Chiudi gli occhi apri le orecchie e ascolti i primi giri di chitarra: trovi un blues sporco, un blues qualsiasi, ma bastano pochissimi secondi e subentrano le percussioni, i cori dietro ogni angolo, urli liturgici che si ammassano a una malinconia di chitarre che si rincorrono in loop, ed ecco che da una nuvola di sabbia escono ancora i Tinariwen, il gruppo maliano che regala ad ogni occidentale chiuso nel suo cemento, un lungo viaggio tra le steppe di deserti che non si possono immaginare, ma solo sentire.
L’esser combattenti ribelli della rivolta tuareg, blues-man che sussistono nel nomadismo e in un senso della libertà che trapela lungo tutta la loro discografia, li rende unici nella loro approccio alla musica che non può non prescindere da una componente politica.
Il questo “Elwan “il sound del gruppo berbero resta bel delineato sulla scia della discografia, ma qui siamo fuori da una logica occidentale di rinnovamento che l’artista deve compiere per non essere accusato di poca fantasia, tra dune e tribù questi canti ispirano e suscitano sempre un fascino speciale, che si rinnova semplicemente perdurando, e a noi va benissimo così.
Le prime due tracce sono esercizi perfetti dei Tinariwen, l’esotismo non può non sconfinare nella psichedelia di chitarre acide, e “Sastanà qqà m” ne è esempio perfetto.
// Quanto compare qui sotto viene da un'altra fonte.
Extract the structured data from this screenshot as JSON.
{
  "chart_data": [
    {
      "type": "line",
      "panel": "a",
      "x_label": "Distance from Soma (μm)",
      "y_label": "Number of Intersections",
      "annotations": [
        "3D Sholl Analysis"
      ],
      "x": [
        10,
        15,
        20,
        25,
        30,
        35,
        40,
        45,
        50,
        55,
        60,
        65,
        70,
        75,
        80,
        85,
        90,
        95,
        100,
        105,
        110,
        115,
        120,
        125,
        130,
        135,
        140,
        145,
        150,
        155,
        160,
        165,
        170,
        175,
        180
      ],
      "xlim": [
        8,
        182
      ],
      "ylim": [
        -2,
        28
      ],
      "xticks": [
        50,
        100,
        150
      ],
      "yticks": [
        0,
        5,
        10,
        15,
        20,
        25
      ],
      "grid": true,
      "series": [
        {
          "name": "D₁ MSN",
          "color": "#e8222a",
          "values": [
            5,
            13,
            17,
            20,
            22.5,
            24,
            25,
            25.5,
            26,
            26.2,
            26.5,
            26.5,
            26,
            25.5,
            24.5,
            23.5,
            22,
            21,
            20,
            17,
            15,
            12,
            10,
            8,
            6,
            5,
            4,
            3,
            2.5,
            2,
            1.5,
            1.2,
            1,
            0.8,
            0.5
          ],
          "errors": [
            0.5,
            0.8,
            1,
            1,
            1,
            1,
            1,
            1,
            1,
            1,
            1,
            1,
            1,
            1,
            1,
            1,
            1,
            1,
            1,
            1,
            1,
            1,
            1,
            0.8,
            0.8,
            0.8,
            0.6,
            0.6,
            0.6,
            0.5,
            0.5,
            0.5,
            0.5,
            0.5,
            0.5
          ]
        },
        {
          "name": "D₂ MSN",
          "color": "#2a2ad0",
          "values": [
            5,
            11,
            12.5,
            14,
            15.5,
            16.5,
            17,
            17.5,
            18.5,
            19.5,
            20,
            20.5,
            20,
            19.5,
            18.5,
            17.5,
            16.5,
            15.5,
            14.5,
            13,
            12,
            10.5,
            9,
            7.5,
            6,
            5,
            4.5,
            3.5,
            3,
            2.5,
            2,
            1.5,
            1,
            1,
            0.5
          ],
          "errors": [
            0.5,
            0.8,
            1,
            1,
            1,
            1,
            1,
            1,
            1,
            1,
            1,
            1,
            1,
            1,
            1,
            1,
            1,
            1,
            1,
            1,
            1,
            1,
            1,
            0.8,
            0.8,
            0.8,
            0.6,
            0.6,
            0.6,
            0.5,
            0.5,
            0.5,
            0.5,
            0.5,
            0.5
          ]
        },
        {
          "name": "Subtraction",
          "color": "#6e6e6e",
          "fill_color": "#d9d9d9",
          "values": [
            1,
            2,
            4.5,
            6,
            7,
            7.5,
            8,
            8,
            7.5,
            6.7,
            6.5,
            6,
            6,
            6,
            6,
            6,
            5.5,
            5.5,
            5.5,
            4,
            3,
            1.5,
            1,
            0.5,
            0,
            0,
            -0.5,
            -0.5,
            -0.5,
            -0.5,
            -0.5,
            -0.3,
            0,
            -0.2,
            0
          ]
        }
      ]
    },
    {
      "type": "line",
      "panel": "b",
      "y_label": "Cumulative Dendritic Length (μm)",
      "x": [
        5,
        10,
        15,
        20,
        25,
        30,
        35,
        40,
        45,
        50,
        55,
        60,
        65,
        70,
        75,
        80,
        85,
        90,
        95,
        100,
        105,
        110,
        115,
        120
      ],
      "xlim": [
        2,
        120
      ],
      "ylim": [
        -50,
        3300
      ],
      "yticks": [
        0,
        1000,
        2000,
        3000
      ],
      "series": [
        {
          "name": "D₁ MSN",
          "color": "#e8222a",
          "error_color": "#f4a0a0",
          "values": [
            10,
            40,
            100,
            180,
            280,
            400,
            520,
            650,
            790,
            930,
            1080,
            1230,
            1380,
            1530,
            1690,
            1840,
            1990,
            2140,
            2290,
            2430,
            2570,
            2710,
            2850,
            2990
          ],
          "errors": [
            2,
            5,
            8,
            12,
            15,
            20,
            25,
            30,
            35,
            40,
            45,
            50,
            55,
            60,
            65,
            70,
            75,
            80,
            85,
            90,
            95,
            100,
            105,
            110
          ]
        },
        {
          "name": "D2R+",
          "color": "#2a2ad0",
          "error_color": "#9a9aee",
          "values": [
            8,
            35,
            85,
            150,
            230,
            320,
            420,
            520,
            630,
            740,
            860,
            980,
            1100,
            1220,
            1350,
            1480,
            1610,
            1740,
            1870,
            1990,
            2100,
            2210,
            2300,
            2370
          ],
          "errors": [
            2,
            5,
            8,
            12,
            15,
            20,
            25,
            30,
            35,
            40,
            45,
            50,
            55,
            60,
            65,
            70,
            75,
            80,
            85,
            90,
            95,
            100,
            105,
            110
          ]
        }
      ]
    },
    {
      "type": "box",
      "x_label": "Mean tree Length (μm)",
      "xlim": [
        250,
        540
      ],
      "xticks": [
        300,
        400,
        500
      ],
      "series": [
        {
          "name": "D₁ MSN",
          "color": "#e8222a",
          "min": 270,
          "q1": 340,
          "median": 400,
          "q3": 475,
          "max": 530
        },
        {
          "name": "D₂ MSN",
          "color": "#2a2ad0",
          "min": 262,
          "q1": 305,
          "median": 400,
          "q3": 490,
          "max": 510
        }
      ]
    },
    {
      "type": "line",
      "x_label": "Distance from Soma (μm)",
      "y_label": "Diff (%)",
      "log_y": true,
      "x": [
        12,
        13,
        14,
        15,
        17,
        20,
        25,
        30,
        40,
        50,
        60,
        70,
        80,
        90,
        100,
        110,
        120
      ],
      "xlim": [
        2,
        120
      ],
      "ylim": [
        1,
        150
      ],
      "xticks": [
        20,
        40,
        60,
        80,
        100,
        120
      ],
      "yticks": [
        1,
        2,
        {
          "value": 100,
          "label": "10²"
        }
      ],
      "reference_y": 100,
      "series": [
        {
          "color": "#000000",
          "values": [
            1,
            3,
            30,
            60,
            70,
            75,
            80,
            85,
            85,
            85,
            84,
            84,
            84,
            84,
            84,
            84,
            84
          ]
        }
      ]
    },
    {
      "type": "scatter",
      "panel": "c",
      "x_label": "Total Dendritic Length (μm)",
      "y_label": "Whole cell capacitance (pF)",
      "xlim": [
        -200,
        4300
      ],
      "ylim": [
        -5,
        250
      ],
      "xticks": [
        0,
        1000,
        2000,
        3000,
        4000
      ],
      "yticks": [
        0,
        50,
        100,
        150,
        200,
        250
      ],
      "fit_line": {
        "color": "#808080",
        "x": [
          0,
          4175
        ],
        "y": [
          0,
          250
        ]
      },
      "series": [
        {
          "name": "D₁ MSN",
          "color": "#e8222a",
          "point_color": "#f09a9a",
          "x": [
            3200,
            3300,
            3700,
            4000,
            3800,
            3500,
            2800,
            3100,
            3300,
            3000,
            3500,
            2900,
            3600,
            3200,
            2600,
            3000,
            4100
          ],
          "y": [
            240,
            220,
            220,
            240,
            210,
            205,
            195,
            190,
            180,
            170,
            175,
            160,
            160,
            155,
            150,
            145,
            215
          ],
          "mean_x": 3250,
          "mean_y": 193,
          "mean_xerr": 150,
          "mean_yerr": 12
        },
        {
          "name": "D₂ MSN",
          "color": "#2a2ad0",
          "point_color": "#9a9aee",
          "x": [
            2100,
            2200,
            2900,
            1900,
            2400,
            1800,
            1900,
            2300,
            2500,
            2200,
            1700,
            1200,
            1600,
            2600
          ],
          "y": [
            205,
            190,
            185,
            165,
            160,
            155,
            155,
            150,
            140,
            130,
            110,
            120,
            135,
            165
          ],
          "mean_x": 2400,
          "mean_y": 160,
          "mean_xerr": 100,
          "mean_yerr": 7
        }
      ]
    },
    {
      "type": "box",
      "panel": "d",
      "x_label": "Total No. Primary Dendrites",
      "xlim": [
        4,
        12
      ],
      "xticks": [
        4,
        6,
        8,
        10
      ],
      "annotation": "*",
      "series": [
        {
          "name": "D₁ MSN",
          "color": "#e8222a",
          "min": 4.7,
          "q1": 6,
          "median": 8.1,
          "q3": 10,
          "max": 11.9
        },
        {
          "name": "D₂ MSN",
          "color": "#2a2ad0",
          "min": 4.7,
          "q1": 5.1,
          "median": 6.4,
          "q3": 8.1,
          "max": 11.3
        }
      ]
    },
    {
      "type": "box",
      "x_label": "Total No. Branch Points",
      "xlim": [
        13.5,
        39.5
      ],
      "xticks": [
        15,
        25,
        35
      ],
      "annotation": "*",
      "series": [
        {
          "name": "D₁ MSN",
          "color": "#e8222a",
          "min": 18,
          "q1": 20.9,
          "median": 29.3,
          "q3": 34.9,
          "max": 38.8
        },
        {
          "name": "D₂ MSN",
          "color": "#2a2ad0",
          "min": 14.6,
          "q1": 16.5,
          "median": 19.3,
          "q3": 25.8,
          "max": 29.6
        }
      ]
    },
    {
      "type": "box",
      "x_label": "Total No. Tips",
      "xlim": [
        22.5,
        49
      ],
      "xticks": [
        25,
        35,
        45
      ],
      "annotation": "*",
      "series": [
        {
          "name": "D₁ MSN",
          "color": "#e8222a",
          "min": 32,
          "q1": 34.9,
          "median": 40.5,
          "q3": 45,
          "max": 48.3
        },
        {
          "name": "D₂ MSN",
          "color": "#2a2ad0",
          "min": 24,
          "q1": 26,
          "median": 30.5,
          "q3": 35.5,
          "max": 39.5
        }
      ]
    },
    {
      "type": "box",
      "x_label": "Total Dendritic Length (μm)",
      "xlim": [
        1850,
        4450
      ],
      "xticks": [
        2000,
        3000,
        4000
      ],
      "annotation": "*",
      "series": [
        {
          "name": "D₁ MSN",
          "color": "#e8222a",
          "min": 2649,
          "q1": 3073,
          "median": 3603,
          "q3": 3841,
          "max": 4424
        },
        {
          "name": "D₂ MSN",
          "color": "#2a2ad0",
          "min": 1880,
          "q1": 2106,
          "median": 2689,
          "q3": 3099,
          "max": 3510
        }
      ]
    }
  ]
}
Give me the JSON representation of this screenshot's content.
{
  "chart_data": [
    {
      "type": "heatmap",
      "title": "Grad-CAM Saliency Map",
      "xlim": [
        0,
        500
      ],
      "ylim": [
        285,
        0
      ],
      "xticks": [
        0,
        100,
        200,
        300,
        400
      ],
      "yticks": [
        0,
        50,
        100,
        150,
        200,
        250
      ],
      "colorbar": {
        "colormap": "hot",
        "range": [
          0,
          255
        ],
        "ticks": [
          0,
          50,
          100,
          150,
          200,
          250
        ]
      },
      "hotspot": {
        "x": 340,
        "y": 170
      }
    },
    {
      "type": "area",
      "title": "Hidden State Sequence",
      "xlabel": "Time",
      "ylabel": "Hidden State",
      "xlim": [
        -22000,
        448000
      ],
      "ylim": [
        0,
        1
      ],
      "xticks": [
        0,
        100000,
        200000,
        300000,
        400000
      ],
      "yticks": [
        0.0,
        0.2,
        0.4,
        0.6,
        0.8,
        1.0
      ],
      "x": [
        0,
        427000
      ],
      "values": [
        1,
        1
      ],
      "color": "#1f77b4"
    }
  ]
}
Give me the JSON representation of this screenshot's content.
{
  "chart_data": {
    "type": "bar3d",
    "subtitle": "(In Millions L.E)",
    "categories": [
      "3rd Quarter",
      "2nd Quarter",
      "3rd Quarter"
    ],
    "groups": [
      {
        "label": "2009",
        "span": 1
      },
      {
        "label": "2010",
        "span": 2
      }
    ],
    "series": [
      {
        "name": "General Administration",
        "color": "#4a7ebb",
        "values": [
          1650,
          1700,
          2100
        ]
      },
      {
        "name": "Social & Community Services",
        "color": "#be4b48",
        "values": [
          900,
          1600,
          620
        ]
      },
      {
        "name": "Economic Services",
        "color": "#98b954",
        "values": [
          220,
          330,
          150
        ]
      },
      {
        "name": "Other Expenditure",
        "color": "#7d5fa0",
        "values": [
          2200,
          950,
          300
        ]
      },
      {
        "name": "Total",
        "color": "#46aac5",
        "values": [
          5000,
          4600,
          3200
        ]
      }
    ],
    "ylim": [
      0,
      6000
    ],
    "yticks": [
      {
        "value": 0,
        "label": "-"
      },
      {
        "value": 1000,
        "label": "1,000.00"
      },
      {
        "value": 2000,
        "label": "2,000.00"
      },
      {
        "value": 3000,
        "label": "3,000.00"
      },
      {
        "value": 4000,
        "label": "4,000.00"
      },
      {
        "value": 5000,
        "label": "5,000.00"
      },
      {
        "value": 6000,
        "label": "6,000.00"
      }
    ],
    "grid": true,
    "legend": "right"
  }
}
Il blues-rock alterna episodi frenetici a calme malinconie come la sognante “Ittus”. Degne di nota anche “Talyat” e l’incalzante “Assà wt”. “Nà nnuflà y” ci sorprende con la cavernosa incursione completamente riuscita di Mark Lanegan; solo l’ennesimo musicista che ha voluto contribuire e apprezza il mondo dei Tinariwen, una lista che va da Carlos Santana a Herbie Hancock, così giusto per fare due nomi.
Insomma quest’ultimo capitolo dei Tinariwen è sicuramente ottima linfa per chiunque voglia prendersi un po’ di tempo per scappare dalla frenesia delle nostre città , e dalla noia dei nostri gruppetti.